Moreover, by bringing genome sequence data together with information from the most recent version of the Pharmacogenetics and Pharmacogenomics Knowledge Base, or PharmGKB, which is headed by co-author Russ Altman, the researchers predicted an anticoagulant dose for West that jived with the empirically derived dose prescribed by his doctor. They also made predictions about anti-platelet therapies that might benefit family members down the road.
The team is continuing to work on ways to improve the accuracy and interpretation of genome data in a clinical setting and plan to update their ethnicity-specific references as more and more sequence data becomes available. Given their findings so far, they are optimistic about finding relevant genetic variants using the major allele reference approach.

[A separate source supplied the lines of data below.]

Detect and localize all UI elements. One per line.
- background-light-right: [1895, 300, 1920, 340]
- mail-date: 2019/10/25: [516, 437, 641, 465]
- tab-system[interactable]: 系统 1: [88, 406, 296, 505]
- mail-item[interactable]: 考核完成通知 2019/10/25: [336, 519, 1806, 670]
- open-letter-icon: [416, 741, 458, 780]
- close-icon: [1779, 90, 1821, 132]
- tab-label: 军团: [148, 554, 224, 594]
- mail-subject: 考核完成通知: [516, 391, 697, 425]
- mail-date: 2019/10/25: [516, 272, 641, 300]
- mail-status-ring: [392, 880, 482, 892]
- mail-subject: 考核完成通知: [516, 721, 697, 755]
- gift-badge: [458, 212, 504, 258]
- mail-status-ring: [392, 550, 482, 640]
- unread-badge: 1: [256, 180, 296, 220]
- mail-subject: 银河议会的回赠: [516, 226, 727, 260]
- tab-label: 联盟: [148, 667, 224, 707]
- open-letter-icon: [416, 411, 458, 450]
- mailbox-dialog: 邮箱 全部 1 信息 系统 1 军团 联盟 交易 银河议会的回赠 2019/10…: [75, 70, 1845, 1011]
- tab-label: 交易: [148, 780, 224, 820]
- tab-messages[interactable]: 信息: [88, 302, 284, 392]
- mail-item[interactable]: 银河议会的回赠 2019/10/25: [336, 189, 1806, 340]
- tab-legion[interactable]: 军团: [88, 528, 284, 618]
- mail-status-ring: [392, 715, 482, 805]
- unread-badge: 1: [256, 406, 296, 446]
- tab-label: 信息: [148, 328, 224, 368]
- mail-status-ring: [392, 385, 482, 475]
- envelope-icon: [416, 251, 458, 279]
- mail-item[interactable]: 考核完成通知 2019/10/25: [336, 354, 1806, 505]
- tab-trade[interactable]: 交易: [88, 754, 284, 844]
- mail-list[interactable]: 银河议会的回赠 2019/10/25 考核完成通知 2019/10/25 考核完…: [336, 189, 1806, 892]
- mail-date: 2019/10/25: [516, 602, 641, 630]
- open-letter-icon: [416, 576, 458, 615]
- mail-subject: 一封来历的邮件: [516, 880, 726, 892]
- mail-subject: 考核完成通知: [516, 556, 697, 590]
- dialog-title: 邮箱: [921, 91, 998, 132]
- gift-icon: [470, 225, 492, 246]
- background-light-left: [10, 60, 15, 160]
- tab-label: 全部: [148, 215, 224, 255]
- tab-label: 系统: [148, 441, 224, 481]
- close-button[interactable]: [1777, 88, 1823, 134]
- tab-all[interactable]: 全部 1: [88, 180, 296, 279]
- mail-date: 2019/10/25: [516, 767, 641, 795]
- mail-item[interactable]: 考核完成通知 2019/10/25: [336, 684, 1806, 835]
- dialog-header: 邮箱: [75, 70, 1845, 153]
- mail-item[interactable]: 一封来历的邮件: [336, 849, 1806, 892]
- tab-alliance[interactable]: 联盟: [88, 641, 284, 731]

"The nice thing is that the sequences that we ultimately generated for each of the three HapMap populations are directly applicable in any variant identification pipeline," Dewey said.
For their part, Ashley, West, Altman, and their co-authors Atul Butte and Mike Snyder recently started a California-based company called Personalis. West has been named CEO of the firm, which will use some of the same approaches outlined in the current study to analyze genome data, initially focusing on the academic market and eventually targeting the clinical market.
"The company will work towards managing and analyzing human genomes in an ethically responsible way and doing it within mainstream medicine," Ashley said.